Chronique historique, essai, roman, Brouillards de guerre transcende tous ces genres en nous invitant à une saisissante plongée dans le milieu éditorial français (et belge) sous l’Occupation. La liaison amoureuse entre la jeune Dominique Rolin et l’éditeur Robert Denoël qui publie son deuxième roman Les Marais en constitue le fil rouge. Denoël est un homme à bonne fortune : il ne tarde guère à devenir également l’amant de Jeanne Loviton, dite Jean Voilier , elle-même autrice et éditrice, maîtresse de Paul Valery , grande amoureuse des hommes aussi bien que des femmes… Autour de ce quatuor, gravite tout un fourmillement de personnages, intellectuels de tous bords, auteurs confirmés ou en devenir.

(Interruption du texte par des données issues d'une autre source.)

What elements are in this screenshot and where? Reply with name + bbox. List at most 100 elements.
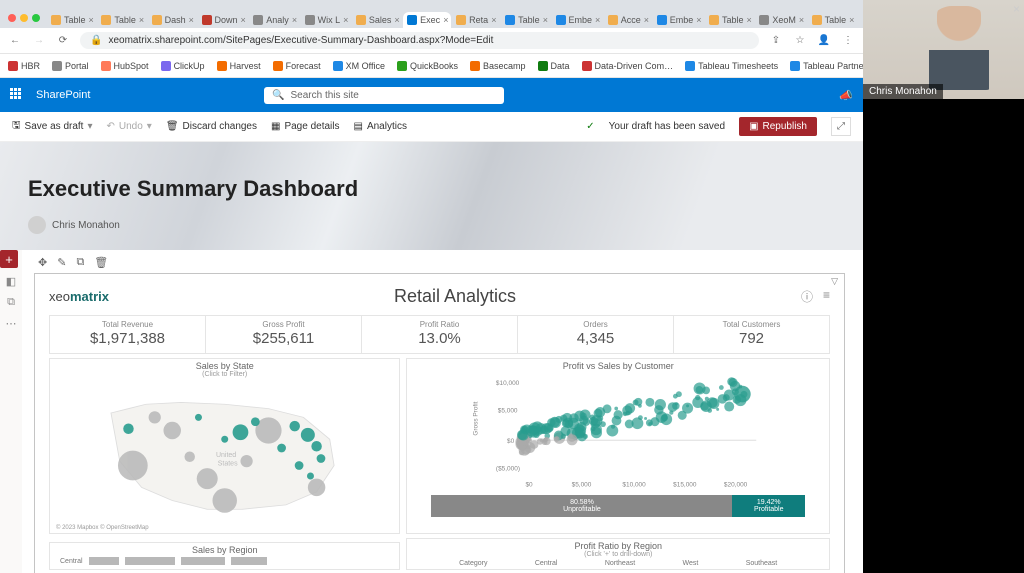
close-tab-icon[interactable]: ×	[595, 15, 600, 25]
site-search[interactable]: 🔍 Search this site	[264, 87, 504, 104]
bookmark-item[interactable]: HBR	[8, 61, 40, 71]
close-tab-icon[interactable]: ×	[543, 15, 548, 25]
rail-copy-icon[interactable]: ⧉	[7, 296, 15, 309]
tableau-dashboard-frame[interactable]: xeomatrix Retail Analytics ⓘ ≡ Total Rev…	[34, 273, 845, 573]
info-icon[interactable]: ⓘ	[801, 288, 813, 305]
bookmark-item[interactable]: HubSpot	[101, 61, 149, 71]
kpi-card[interactable]: Orders4,345	[518, 316, 674, 353]
page-title[interactable]: Executive Summary Dashboard	[28, 176, 835, 202]
close-tab-icon[interactable]: ×	[343, 15, 348, 25]
discard-button[interactable]: 🗑 Discard changes	[166, 121, 257, 132]
maximize-window-icon[interactable]	[32, 14, 40, 22]
browser-tab[interactable]: Dash×	[148, 12, 197, 28]
app-launcher-icon[interactable]	[10, 88, 24, 102]
bookmark-item[interactable]: Tableau Timesheets	[685, 61, 778, 71]
settings-icon[interactable]: ≡	[823, 288, 830, 305]
browser-tab[interactable]: Embe×	[653, 12, 704, 28]
close-tab-icon[interactable]: ×	[292, 15, 297, 25]
kpi-card[interactable]: Total Customers792	[674, 316, 829, 353]
author-avatar[interactable]	[28, 216, 46, 234]
bookmark-item[interactable]: Tableau Partner P…	[790, 61, 863, 71]
move-icon[interactable]: ✥	[38, 256, 47, 269]
close-window-icon[interactable]	[8, 14, 16, 22]
close-tab-icon[interactable]: ×	[241, 15, 246, 25]
close-tab-icon[interactable]: ×	[394, 15, 399, 25]
bookmark-item[interactable]: Portal	[52, 61, 89, 71]
analytics-button[interactable]: ▤ Analytics	[354, 121, 407, 132]
page-details-button[interactable]: ▦ Page details	[271, 121, 340, 132]
browser-tab[interactable]: Reta×	[452, 12, 500, 28]
forward-icon[interactable]: →	[32, 35, 46, 46]
megaphone-icon[interactable]: 📣	[839, 89, 853, 102]
browser-tab[interactable]: Table×	[97, 12, 146, 28]
rail-comment-icon[interactable]: ◧	[6, 275, 16, 288]
svg-text:$10,000: $10,000	[496, 380, 520, 387]
duplicate-icon[interactable]: ⧉	[76, 256, 84, 269]
close-tab-icon[interactable]: ×	[849, 15, 854, 25]
kpi-card[interactable]: Profit Ratio13.0%	[362, 316, 518, 353]
sales-by-region[interactable]: Sales by Region Central	[49, 542, 400, 570]
bookmark-item[interactable]: QuickBooks	[397, 61, 458, 71]
url-field[interactable]: 🔒 xeomatrix.sharepoint.com/SitePages/Exe…	[80, 32, 759, 49]
close-tab-icon[interactable]: ×	[139, 15, 144, 25]
profit-ratio-by-region[interactable]: Profit Ratio by Region (Click '+' to dri…	[406, 538, 830, 570]
save-draft-button[interactable]: 🖫 Save as draft ▾	[12, 118, 92, 135]
bookmark-item[interactable]: XM Office	[333, 61, 385, 71]
close-tab-icon[interactable]: ×	[747, 15, 752, 25]
browser-tab[interactable]: Acce×	[604, 12, 652, 28]
close-tab-icon[interactable]: ×	[189, 15, 194, 25]
close-icon[interactable]: ×	[1013, 2, 1020, 16]
close-tab-icon[interactable]: ×	[799, 15, 804, 25]
kpi-card[interactable]: Gross Profit$255,611	[206, 316, 362, 353]
browser-tab[interactable]: Table×	[705, 12, 754, 28]
rail-more-icon[interactable]: ⋯	[6, 317, 17, 330]
close-tab-icon[interactable]: ×	[443, 15, 448, 25]
filter-icon[interactable]: ▽	[831, 276, 838, 287]
undo-button[interactable]: ↶ Undo ▾	[106, 121, 151, 132]
map-attribution: © 2023 Mapbox © OpenStreetMap	[54, 523, 395, 531]
profit-vs-sales-scatter[interactable]: Profit vs Sales by Customer ▽ Gross Prof…	[406, 358, 830, 534]
browser-tab[interactable]: Down×	[198, 12, 249, 28]
back-icon[interactable]: ←	[8, 35, 22, 46]
menu-icon[interactable]: ⋮	[841, 35, 855, 46]
bookmark-item[interactable]: Forecast	[273, 61, 321, 71]
kpi-card[interactable]: Total Revenue$1,971,388	[50, 316, 206, 353]
browser-tab[interactable]: XeoM×	[755, 12, 806, 28]
close-tab-icon[interactable]: ×	[491, 15, 496, 25]
browser-tab[interactable]: Sales×	[352, 12, 402, 28]
bookmark-item[interactable]: ClickUp	[161, 61, 205, 71]
close-tab-icon[interactable]: ×	[696, 15, 701, 25]
chevron-down-icon[interactable]: ▾	[147, 121, 152, 132]
republish-button[interactable]: ▣ Republish	[739, 117, 817, 136]
bookmark-item[interactable]: Data	[538, 61, 570, 71]
browser-tab[interactable]: Table×	[47, 12, 96, 28]
video-call-thumbnail[interactable]: × Chris Monahon	[863, 0, 1024, 99]
browser-tab[interactable]: Table×	[808, 12, 857, 28]
share-icon[interactable]: ⇪	[769, 35, 783, 46]
sharepoint-brand[interactable]: SharePoint	[36, 89, 90, 101]
edit-webpart-icon[interactable]: ✎	[57, 256, 66, 269]
add-section-button[interactable]: +	[0, 250, 18, 268]
browser-tab[interactable]: Analy×	[249, 12, 299, 28]
bookmark-item[interactable]: Harvest	[217, 61, 261, 71]
browser-tab[interactable]: Table×	[501, 12, 550, 28]
window-controls[interactable]	[6, 14, 46, 28]
profitability-bar[interactable]: 80.58%Unprofitable 19.42%Profitable	[431, 495, 805, 517]
minimize-window-icon[interactable]	[20, 14, 28, 22]
close-tab-icon[interactable]: ×	[89, 15, 94, 25]
delete-webpart-icon[interactable]: 🗑	[94, 256, 108, 269]
browser-tab[interactable]: Embe×	[552, 12, 603, 28]
bookmark-icon[interactable]: ☆	[793, 35, 807, 46]
profile-icon[interactable]: 👤	[817, 35, 831, 46]
close-tab-icon[interactable]: ×	[644, 15, 649, 25]
browser-tab[interactable]: Wix L×	[301, 12, 351, 28]
expand-icon[interactable]: ⤢	[831, 117, 851, 136]
author-name[interactable]: Chris Monahon	[52, 220, 120, 231]
chevron-down-icon[interactable]: ▾	[87, 121, 92, 132]
bookmark-item[interactable]: Data-Driven Com…	[582, 61, 674, 71]
bookmark-item[interactable]: Basecamp	[470, 61, 526, 71]
reload-icon[interactable]: ⟳	[56, 35, 70, 46]
us-map-svg[interactable]: United States	[54, 378, 395, 518]
browser-tab[interactable]: Exec×	[403, 12, 451, 28]
sales-by-state-map[interactable]: Sales by State (Click to Filter)	[49, 358, 400, 534]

L’ouvrage de Maxime Benoît-Jeannin est remarquablement documenté et abonde de détails qui restituent magistralement le bouillonnement de cette époque contrastée.
L’auteur émaille son texte d’extraits de presse de l’époque et de circulaires promulguées par les autorités d’Occupation ou l’Etat français. Les dialogues semblent saisis sur le vif. Le tout est saisissant de vérité.
Denoël est très représentatif de ces temps troublés. Belge d’origine, il monte à Paris où il devient galeriste avant de se lancer dans l’édition. Grand lecteur, l’homme est un grand lecteur doué d’un flair redoutable. En 1929, il publie le roman d’un jeune peintre dont personne ne voulait : Hôtel du Nord d’Eugène Dabit . C’est un succès fracassant. Sa carrière est lancée. La guerre survient et avec elle l’Occupation. Le milieu éditorial français est placé sous la coupe allemande. Les éditeurs parisiens d’origine juive disparaissent ou sont aryanisés ; ceux qui subsistent sont soumis à un strict régime de censure. Mis à part la presse clandestine, qui veut publier un texte, une nouvelle, un article, doit se tourner vers la presse collaborationniste comme Je suis partout ou La Gerbe. La Gerbe est , à cet égard, très emblématique :fondé par le romancier régionaliste Alphonse de Chateaubriant, proche de Doriot et de Déat, cet hebdomadaire attire des signatures très en vue : Cocteau, Jean Giono, Paul Morand, Sacha Guitry, Camille Mauclair sont du nombre, ainsi que Marcel Aymé, ce dernier publiant aussi des nouvelles dans Je Suis Partout.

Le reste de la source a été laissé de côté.